Companies can minimize on-the-job injuries and accidents with a robust safety training program. Safety training aids staff members in identifying safety hazards and addressing them. Training helps workers understand approved practices and safety expectations.
Safety training is crucial for workers gaining a solid knowledge of safety topics associated with their jobs. If safety isn’t made explicitly relevant to workers jobs, they will be at greater risk for injury, illness or even death.
Below are three big reasons why safety training is so important for your company.
The Well-Being of Your Workers.
Adequate safety training helps workers understand the various hazards related to their job and gives them the tools they need to safeguard against those hazards.
With good training, your staff members will show an understanding of safety practices in how they work and strive to maintain those practices. For instance, if your staff members do not understand how to wear and adjust a harness correctly, training will show the correct way and allow them to coach new employees on the proper way to wear this personal protective equipment.
Safety training is applicable to company leaders on multiple levels. In addition to showing them how to work safely, participating in safety training allows them to better relate to their workers. For instance, when a company leader with a desk job learns how to wear a safety harness and applies that knowledge, they are about to make more informed decisions on equipment that staff members use every day to keep them safe.
A few hours of missing work for safety training will save your business both time and money.

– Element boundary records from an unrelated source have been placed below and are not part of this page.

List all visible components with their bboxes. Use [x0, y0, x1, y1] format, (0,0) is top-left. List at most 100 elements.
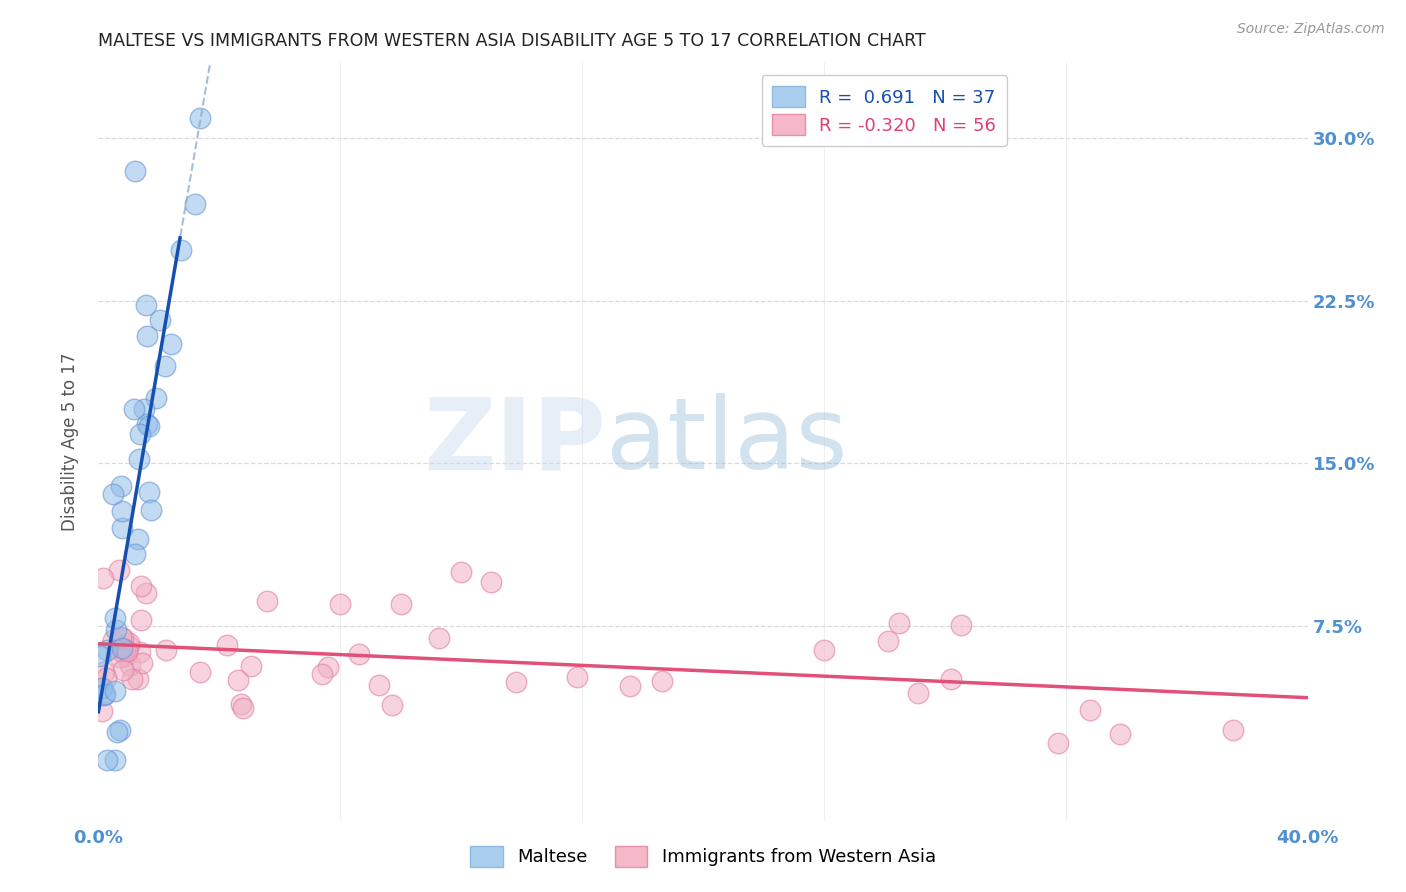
Point	[127, 672, 149, 686]
Point	[141, 503, 163, 517]
Point	[153, 359, 176, 373]
Point	[389, 597, 412, 611]
Point	[104, 753, 127, 767]
Point	[121, 672, 143, 686]
Legend: Maltese, Immigrants from Western Asia: Maltese, Immigrants from Western Asia	[463, 838, 943, 874]
Point	[1222, 723, 1244, 737]
Point	[112, 632, 135, 646]
Point	[91, 704, 114, 718]
Point	[1046, 736, 1069, 750]
Point	[619, 679, 641, 693]
Point	[114, 641, 136, 656]
Text: Source: ZipAtlas.com: Source: ZipAtlas.com	[1237, 22, 1385, 37]
Point	[170, 243, 193, 257]
Point	[115, 649, 138, 664]
Point	[941, 672, 963, 686]
Point	[105, 623, 128, 637]
Point	[651, 674, 673, 689]
Point	[567, 670, 589, 684]
Point	[96, 643, 118, 657]
Point	[104, 684, 127, 698]
Point	[145, 391, 167, 405]
Point	[124, 547, 146, 561]
Point	[118, 639, 141, 653]
Point	[91, 681, 114, 695]
Point	[135, 586, 157, 600]
Point	[108, 723, 131, 737]
Text: atlas: atlas	[606, 393, 848, 490]
Point	[128, 427, 150, 442]
Point	[111, 521, 134, 535]
Point	[111, 640, 134, 655]
Point	[329, 597, 352, 611]
Point	[240, 659, 263, 673]
Point	[129, 613, 152, 627]
Point	[311, 666, 333, 681]
Point	[149, 313, 172, 327]
Point	[111, 645, 134, 659]
Point	[138, 484, 160, 499]
Point	[94, 671, 117, 685]
Point	[96, 753, 118, 767]
Point	[128, 452, 150, 467]
Point	[101, 633, 124, 648]
Point	[368, 678, 391, 692]
Point	[505, 675, 527, 690]
Point	[813, 642, 835, 657]
Point	[135, 298, 157, 312]
Point	[135, 417, 157, 432]
Point	[226, 673, 249, 688]
Point	[132, 402, 155, 417]
Point	[256, 594, 278, 608]
Point	[103, 487, 125, 501]
Point	[108, 650, 131, 665]
Point	[108, 563, 131, 577]
Point	[110, 478, 132, 492]
Point	[184, 197, 207, 211]
Point	[117, 644, 139, 658]
Text: ZIP: ZIP	[423, 393, 606, 490]
Point	[347, 647, 370, 661]
Point	[188, 665, 211, 680]
Point	[160, 337, 183, 351]
Point	[104, 611, 127, 625]
Point	[231, 697, 253, 711]
Point	[1109, 727, 1132, 741]
Point	[93, 688, 115, 702]
Point	[450, 565, 472, 579]
Point	[1078, 703, 1101, 717]
Legend: R =  0.691   N = 37, R = -0.320   N = 56: R = 0.691 N = 37, R = -0.320 N = 56	[762, 75, 1007, 146]
Point	[381, 698, 404, 712]
Point	[316, 659, 339, 673]
Point	[93, 665, 115, 679]
Point	[110, 631, 132, 645]
Point	[105, 724, 128, 739]
Point	[876, 633, 898, 648]
Point	[124, 163, 146, 178]
Point	[138, 419, 160, 434]
Point	[481, 575, 503, 590]
Point	[93, 687, 115, 701]
Point	[131, 656, 153, 670]
Point	[232, 701, 254, 715]
Point	[215, 638, 238, 652]
Text: MALTESE VS IMMIGRANTS FROM WESTERN ASIA DISABILITY AGE 5 TO 17 CORRELATION CHART: MALTESE VS IMMIGRANTS FROM WESTERN ASIA …	[98, 32, 927, 50]
Point	[949, 617, 972, 632]
Point	[112, 663, 135, 677]
Y-axis label: Disability Age 5 to 17: Disability Age 5 to 17	[60, 352, 79, 531]
Point	[887, 615, 910, 630]
Point	[907, 686, 929, 700]
Point	[89, 648, 111, 663]
Point	[118, 636, 141, 650]
Point	[111, 503, 134, 517]
Point	[155, 643, 177, 657]
Point	[124, 401, 146, 416]
Point	[120, 658, 142, 673]
Point	[129, 579, 152, 593]
Point	[91, 571, 114, 585]
Point	[128, 644, 150, 658]
Point	[188, 111, 211, 125]
Point	[427, 631, 450, 645]
Point	[136, 329, 159, 343]
Point	[127, 532, 149, 546]
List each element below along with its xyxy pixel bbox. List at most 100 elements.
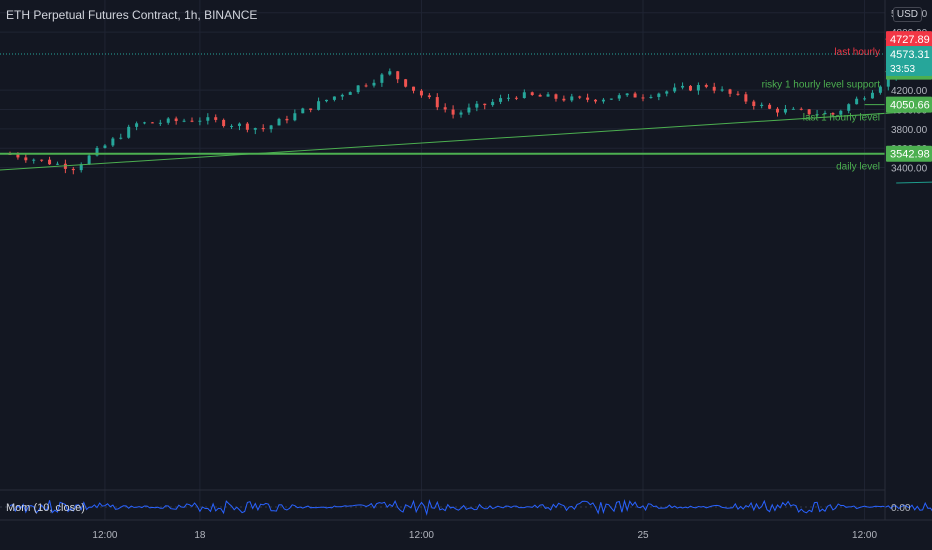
candle-body — [752, 101, 756, 107]
candle-body — [48, 159, 52, 165]
candle-body — [87, 155, 91, 165]
candle-body — [673, 87, 677, 92]
candle-body — [886, 77, 890, 87]
candle-body — [538, 94, 542, 97]
candle-body — [245, 123, 249, 130]
candle-body — [261, 128, 265, 130]
candle-body — [143, 122, 147, 124]
candle-body — [720, 89, 724, 91]
candle-body — [760, 104, 764, 107]
candle-body — [427, 95, 431, 98]
candle-body — [696, 85, 700, 91]
candle-body — [404, 79, 408, 87]
y-tick-label: 4200.00 — [891, 86, 928, 97]
trend-line — [0, 109, 932, 171]
candle-body — [198, 120, 202, 122]
candle-body — [95, 147, 99, 156]
candle-body — [16, 154, 20, 158]
x-tick-label: 12:00 — [92, 530, 117, 541]
indicator-label[interactable]: Mom (10, close) — [6, 502, 85, 514]
candle-body — [514, 97, 518, 99]
candle-body — [356, 85, 360, 93]
candle-body — [578, 96, 582, 98]
price-tag — [886, 96, 932, 113]
price-tag — [886, 31, 932, 48]
candle-body — [237, 123, 241, 126]
candle-body — [419, 90, 423, 96]
candle-body — [530, 92, 534, 95]
level-label: last hourly — [834, 47, 880, 58]
candle-body — [277, 118, 281, 126]
candle-body — [712, 86, 716, 91]
candle-body — [269, 125, 273, 130]
candlestick-series — [8, 65, 930, 175]
candle-body — [823, 112, 827, 115]
candle-body — [293, 113, 297, 121]
candle-body — [190, 120, 194, 122]
candle-body — [412, 86, 416, 91]
candle-body — [681, 85, 685, 88]
candle-body — [340, 94, 344, 97]
candle-body — [633, 93, 637, 98]
candle-body — [506, 97, 510, 99]
candle-body — [546, 94, 550, 97]
countdown-label: 33:53 — [890, 64, 915, 75]
candle-body — [522, 92, 526, 99]
x-tick-label: 18 — [194, 530, 206, 541]
momentum-indicator — [0, 499, 932, 516]
candle-body — [206, 117, 210, 121]
level-label: daily level — [836, 162, 880, 173]
candle-body — [103, 145, 107, 148]
candle-body — [728, 89, 732, 94]
candle-body — [332, 96, 336, 100]
candle-body — [364, 85, 368, 87]
candle-body — [791, 108, 795, 110]
candle-body — [665, 91, 669, 94]
candle-body — [79, 164, 83, 171]
candle-body — [388, 71, 392, 75]
candle-body — [325, 99, 328, 102]
grid-lines — [0, 0, 885, 520]
candle-body — [40, 159, 44, 161]
candle-body — [483, 103, 487, 106]
candle-body — [657, 93, 661, 97]
candle-body — [55, 163, 59, 165]
price-tag-label: 4727.89 — [890, 34, 930, 46]
level-label: risky 1 hourly level support — [762, 80, 881, 91]
candle-body — [601, 99, 605, 102]
candle-body — [459, 112, 463, 115]
candle-body — [617, 95, 621, 99]
y-tick-label: 3400.00 — [891, 164, 928, 175]
candle-body — [768, 104, 772, 109]
candle-body — [554, 94, 558, 99]
currency-badge[interactable]: USD — [892, 7, 922, 22]
candle-body — [688, 85, 692, 91]
candle-body — [111, 138, 115, 146]
candle-body — [878, 86, 882, 93]
momentum-line — [9, 499, 932, 516]
candle-body — [435, 97, 439, 108]
candle-body — [32, 159, 36, 161]
price-tag — [886, 145, 932, 162]
candle-body — [499, 98, 503, 102]
time-axis[interactable]: 12:00 18 12:00 25 12:00 — [92, 530, 877, 541]
candle-body — [863, 98, 867, 100]
candle-body — [491, 101, 495, 106]
candle-body — [230, 125, 234, 127]
candle-body — [649, 96, 653, 98]
candle-body — [166, 118, 170, 123]
price-tag-label: 4050.66 — [890, 100, 930, 112]
trend-lines — [0, 109, 932, 184]
candle-body — [380, 74, 384, 83]
current-price-tag — [886, 46, 932, 77]
candle-body — [174, 118, 178, 122]
candle-body — [467, 107, 471, 113]
candle-body — [285, 118, 289, 121]
candle-body — [562, 98, 566, 101]
candle-body — [815, 114, 819, 116]
candle-body — [839, 110, 843, 115]
candle-body — [158, 122, 162, 124]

Each year, companies spend an extraordinary amount of money on medical bills, insurance premiums, finding replacement workers for injured staff members, damage to equipment, OSHA violations, lawsuits and more. However, more important is the reality that safety training saves the lives of workers.
While keeping workers safe and costs down should be reason enough to embrace robust safety training, federal, state and local regulations also demand that employees receive safety training.
There are many compliance-related resources on the official website for the federal agency known as OSHA (Occupational Safety and Health Administration), particularly OSHA’s Training Requirements document. This document outlines mandatory safety training standards in great detail.
It is important to properly divide up the OSHA list based on safety hazards associated with each role. For instance, administrative staff may still have to be trained on Hazard Communication but not on Hazardous Waste Operations and Emergency Response (HAZWOPER).
It should be noted that OSHA training standards are the bare minimum and many state authorities have additional regulation. Of course, the goal of safety training shouldn’t just be compliance. The goals ought to be minimizing accidents, raising awareness and keeping workers healthy.